Mandy se sintió mal al ver la cara de decepción del niño.
—Pero otro día te prometo que mi princesa Aitana, que es la hija de mi amiga, y yo os acompañaremos a que nos enseñes ese león del que hablas.
Dicho esto, se dirigió a Daniel.
—Daniel, ya te he dejado firmada el alta de Hugo. Todo ha sido un gran susto, no ha habido complicación alguna y ya está listo para hacer una vida normal. De todas formas, con el informe que te den pasa por su pediatra habitual y ella le hará el seguimiento.
—Gracias. No sé cómo agradecerte lo que has hecho por Hugo.
—Es mi trabajo, no tienes que agradecer nada.
El silencio se hizo entre los dos, ninguno sabía cómo seguir esa conversación.

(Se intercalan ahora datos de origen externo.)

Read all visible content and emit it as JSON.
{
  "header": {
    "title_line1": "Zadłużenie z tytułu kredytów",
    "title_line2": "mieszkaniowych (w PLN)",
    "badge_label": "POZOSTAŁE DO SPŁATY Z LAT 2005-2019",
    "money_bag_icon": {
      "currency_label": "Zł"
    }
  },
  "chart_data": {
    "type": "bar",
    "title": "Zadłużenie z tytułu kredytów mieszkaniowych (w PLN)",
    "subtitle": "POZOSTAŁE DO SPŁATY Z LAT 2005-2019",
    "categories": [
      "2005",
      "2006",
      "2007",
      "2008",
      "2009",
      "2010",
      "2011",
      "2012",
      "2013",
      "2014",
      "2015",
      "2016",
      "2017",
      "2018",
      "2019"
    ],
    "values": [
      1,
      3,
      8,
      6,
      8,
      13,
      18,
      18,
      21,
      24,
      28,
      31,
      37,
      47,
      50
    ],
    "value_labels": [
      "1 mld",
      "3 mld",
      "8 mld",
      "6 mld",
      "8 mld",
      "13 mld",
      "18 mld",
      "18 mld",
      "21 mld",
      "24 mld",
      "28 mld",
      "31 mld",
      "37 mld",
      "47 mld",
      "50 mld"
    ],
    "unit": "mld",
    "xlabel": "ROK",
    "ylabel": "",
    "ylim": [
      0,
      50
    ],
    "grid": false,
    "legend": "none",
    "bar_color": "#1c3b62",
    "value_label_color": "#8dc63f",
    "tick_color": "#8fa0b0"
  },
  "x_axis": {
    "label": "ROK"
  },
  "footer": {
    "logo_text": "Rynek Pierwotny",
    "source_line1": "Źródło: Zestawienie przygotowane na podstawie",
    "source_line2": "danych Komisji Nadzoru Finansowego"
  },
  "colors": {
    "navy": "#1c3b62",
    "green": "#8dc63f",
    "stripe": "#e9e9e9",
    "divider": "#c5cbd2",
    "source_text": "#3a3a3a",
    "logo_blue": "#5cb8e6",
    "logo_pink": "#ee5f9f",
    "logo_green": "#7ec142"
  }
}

Ella quería salir de allí, él no entraba dentro de sus planes más inmediatos y si la miraba así empezaría a dudar de ello. Él no sabía cómo hacer para poder quedar con ella después de recibir el alta. Se quedó paralizado sin poder decir nada y antes de que reaccionara, ella se despidió.
—Bueno, campeón, cuídate mucho. Daniel me marcho, debo seguir la ronda. Si necesitáis algo ya sabéis dónde encontrarme.
Dicho eso salió de la habitación y pensó que la frase final no era acertada. En fin, mejor así. Hombres casados fuera de las cestas, nada de frutas prohibidas.